A number of players have advocated for mental health awareness, speaking out about their own trauma. Atlanta Falcons tight end Hayden Hurst, for example, revealed in 2019 that he attempted suicide while in college and shares his story in hopes that it can help others.
Just this week, the intersection of sports and mental health has been again spotlighted with tennis star Naomi Osaka withdrawing from the French Open after she announced she would skip her press conferences, citing mental health concerns.
Osaka said Monday that she suffers from “huge waves of anxiety” before speaking to the press and would withdraw from the tournament to focus on her well-being. Before her withdrawal, the Open fined her $15,000 for not speaking to the press.
Asked about Osaka, Roberts said “it’s amazing” at the amount of support that Osaka has received.

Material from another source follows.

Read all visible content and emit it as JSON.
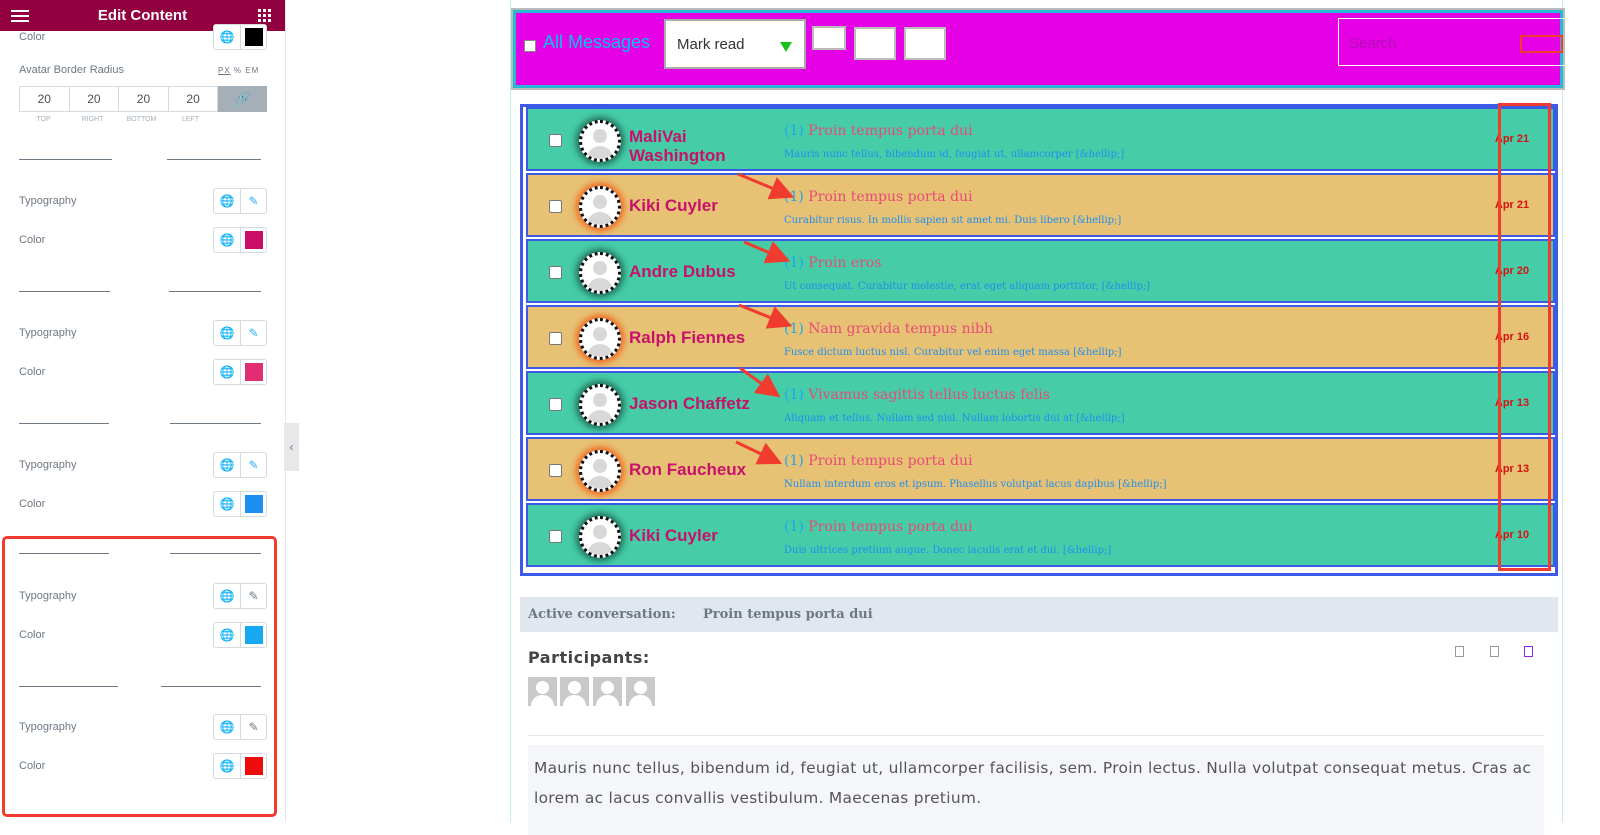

“We have to stop and really listen to the athletes,” Roberts said. “Listen to the issue. Not just the athletes, but anyone else for that matter. But here you have someone who is very high profile and you think that mental health issues could not stimy their progress. You know what? We’re finding out just the opposite.
“I hope she gets the help that she needs.”
Roberts said she’s there to provide help for Washington.
“We want to normalize the process to be here, to be available to them,” she said.